University of Hawaiʻi at Mānoa
Gernot Presting, (808) 956-8861
Professor, Molecular Biosciences and Bioengineering
Posted: Jun 15, 2017

Centromeres on three corn chromosomes.
Centromeres on three corn chromosomes.

UH Mānoa Professor Gernot Presting and two postdoctoral scholars in his lab, Kevin Schneider and Thomas Wolfgruber, are contributors to an historic release of a new, high-quality corn reference genome sequence that shows reasons why corn can be adapted to a wide variety of growing conditions. The seed corn industry is an important component of the Hawaiian economy.

Researchers at the Cold Spring Harbor Laboratory in New York and the U.S. Department of Agriculture led the sequencing effort that involved laboratories at the University of California at Davis, University of Georgia, University of Minnesota and technology companies Pacific Biosciences and BioNano Genomics. Their findings have been published in the journal Nature at http://www.nature.com/nature/journal/vaop/ncurrent/full/nature22971.html.
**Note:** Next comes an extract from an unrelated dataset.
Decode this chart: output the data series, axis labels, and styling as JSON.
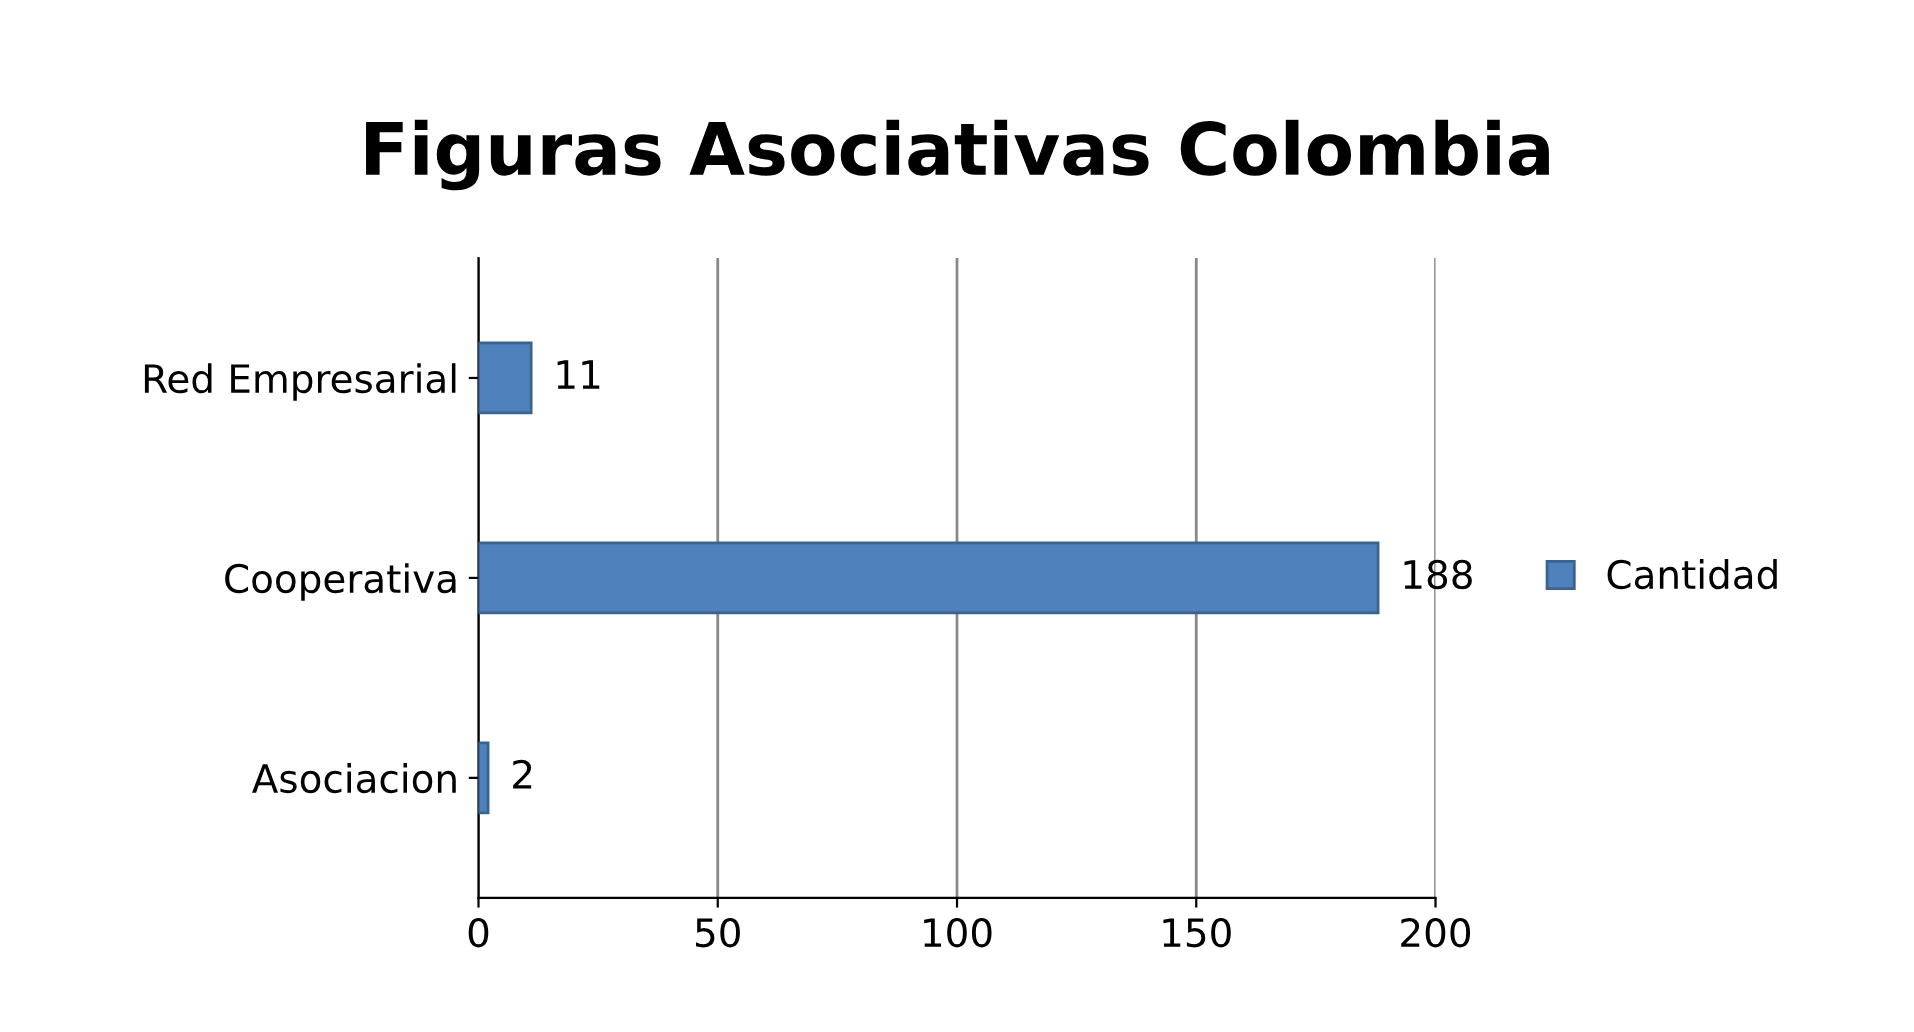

Importantly, this genome assembly includes high-quality sequence of many corn centromeres. On the X-shaped chromosome, the centromere is at the “cross” point of the two arms. Like the rest of the chromosome, centromeres are composed of double-stranded DNA and protein, but have been very difficult to sequence because they are composed of highly repetitive DNA.

The corn genome is stored on ten chromosomes and consists of about 2.4 billion nucleotides that contain the instructions for making a corn plant. Genome analysis has become an indispensable tool for plant improvement by breeding. The newly released sequence fills in ~100,000 gaps left in the initial genome sequence released in 2009. This additional information leads to a much fuller understanding of the genetic structure of this culturally and economically important crop. Most significantly, the findings show that the corn genome is very “flexible” or adaptable. This flexibility will have potential benefits in the advent of climate change.

Recent advances in sequencing technology played a major role in making this improvement possible. Members of the Presting laboratory in the Department of Molecular Biosciences and Bioengineering, College of Tropical Agriculture and Human Resources, have previously demonstrated the potential of these methods to determine the nucleotide sequence of corn centromeres.

Centromeres play an essential role in cell division by ensuring that each new cell obtains a complete set of chromosomes. They act as attachment sites for the ropes (spindle microtubules) that separate chromosomes during cell division, thus ensuring that each daughter cell obtains a complete set of instructions. Chromosomes without centromeres are lost, and chromosomes with more than one centromere can fragment during cell division. Surprisingly, most centromeres of domesticated corn contain much less genetic variation than the chromosome arms, indicating heavy selection for specific centromere types. Schneider, Wolfgruber and others in the Presting laboratory, who have studied the centromeres of corn for the past 12 years, were instrumental in resolving these regions in the new corn genome assembly.

Said Presting, “This new genome has already been tremendously useful in confirming and extending our understanding of centromere evolution deduced from earlier genome assemblies, and will undoubtedly help us clarify the function of the repetitive DNA that is typical of centromeres.”